Looking ahead, if the economy evolves broadly as anticipated, policy will continue to move to a decidedly more neutral stance, he said to the National Association for Business Economics. Powell acknowledged the dual risks involved, noting that decisions would remain meeting-by-meeting-based.
He said if data continues to come in line, there are two more cuts expected this year, probably a quarter-point each but the markets had been looking for something bigger. “This is not a committee that feels rushed to cut rates quickly,” he said in a subsequent Q&A session with Morgan Stanley economist Ellen Zentner.
Stock markets had been unfavorable after the speech of Powell and subsequently sent the Dow Jones Industrial Average tumbling over 150 points.
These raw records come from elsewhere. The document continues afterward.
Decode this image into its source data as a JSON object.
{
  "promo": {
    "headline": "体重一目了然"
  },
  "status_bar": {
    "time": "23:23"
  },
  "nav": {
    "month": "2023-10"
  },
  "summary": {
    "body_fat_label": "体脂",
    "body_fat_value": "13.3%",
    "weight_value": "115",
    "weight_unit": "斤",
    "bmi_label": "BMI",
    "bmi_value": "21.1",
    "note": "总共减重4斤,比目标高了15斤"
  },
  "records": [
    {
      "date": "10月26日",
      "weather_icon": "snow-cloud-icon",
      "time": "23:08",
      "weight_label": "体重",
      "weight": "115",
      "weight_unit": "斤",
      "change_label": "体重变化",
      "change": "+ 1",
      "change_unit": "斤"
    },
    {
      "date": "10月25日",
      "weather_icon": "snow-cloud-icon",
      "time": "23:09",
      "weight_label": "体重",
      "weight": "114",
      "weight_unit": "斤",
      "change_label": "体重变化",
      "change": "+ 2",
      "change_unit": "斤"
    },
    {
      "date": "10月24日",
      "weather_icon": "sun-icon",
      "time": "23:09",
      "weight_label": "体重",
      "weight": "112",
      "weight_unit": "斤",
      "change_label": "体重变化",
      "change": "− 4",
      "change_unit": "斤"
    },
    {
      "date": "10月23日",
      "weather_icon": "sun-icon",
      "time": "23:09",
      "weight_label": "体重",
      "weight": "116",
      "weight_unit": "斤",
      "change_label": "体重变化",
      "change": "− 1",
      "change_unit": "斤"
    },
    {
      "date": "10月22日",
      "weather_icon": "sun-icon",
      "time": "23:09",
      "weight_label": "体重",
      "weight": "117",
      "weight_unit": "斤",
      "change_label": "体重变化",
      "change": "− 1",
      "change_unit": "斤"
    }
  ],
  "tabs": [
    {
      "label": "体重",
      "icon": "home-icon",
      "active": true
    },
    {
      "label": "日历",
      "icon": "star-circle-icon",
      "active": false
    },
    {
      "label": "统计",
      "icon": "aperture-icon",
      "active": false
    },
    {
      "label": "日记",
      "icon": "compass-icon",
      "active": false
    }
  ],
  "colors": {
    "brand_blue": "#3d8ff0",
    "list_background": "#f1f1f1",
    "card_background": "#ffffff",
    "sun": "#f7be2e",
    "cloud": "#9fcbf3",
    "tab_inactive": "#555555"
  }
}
Treasury yields also rose, with the benchmark 10-year Treasury note yielding nearly 3.8%, up some 5 basis points.
Comments are coming in just a few hours after the Federal Open Market Committee voted in favor of an across-the-board 50-basis-point reduction in the Fed’s key overnight borrowing rate. Such a huge move had been typically reserved for huge economic events, like Covid-19 in 2020 or the financial crisis of 2008.
That is consistent with the Fed’s central tendency in its “dot plot,” which represents officials’ individual projections for future rate paths. The move was a form of policymaker “recalibration,” said chairman Jerome Powell, designed to more closely reflect present economic conditions – yet he added, “The labor market remains strong.”
Inflation is running at about 2.2% a year according to the Fed’s favorite personal consumption expenditures index in August. Still, that’s near to the Fed’s target of 2%. Powell was sounding optimistic about the resilience of the economy and said inflation tied to housing will also come into line with the decline in the cost of rents.
Housing services inflation continues to fall slowly, he says. While growth in rentals for new tenants remains subdued, the overall housing inflation is likely to hit an even lower level.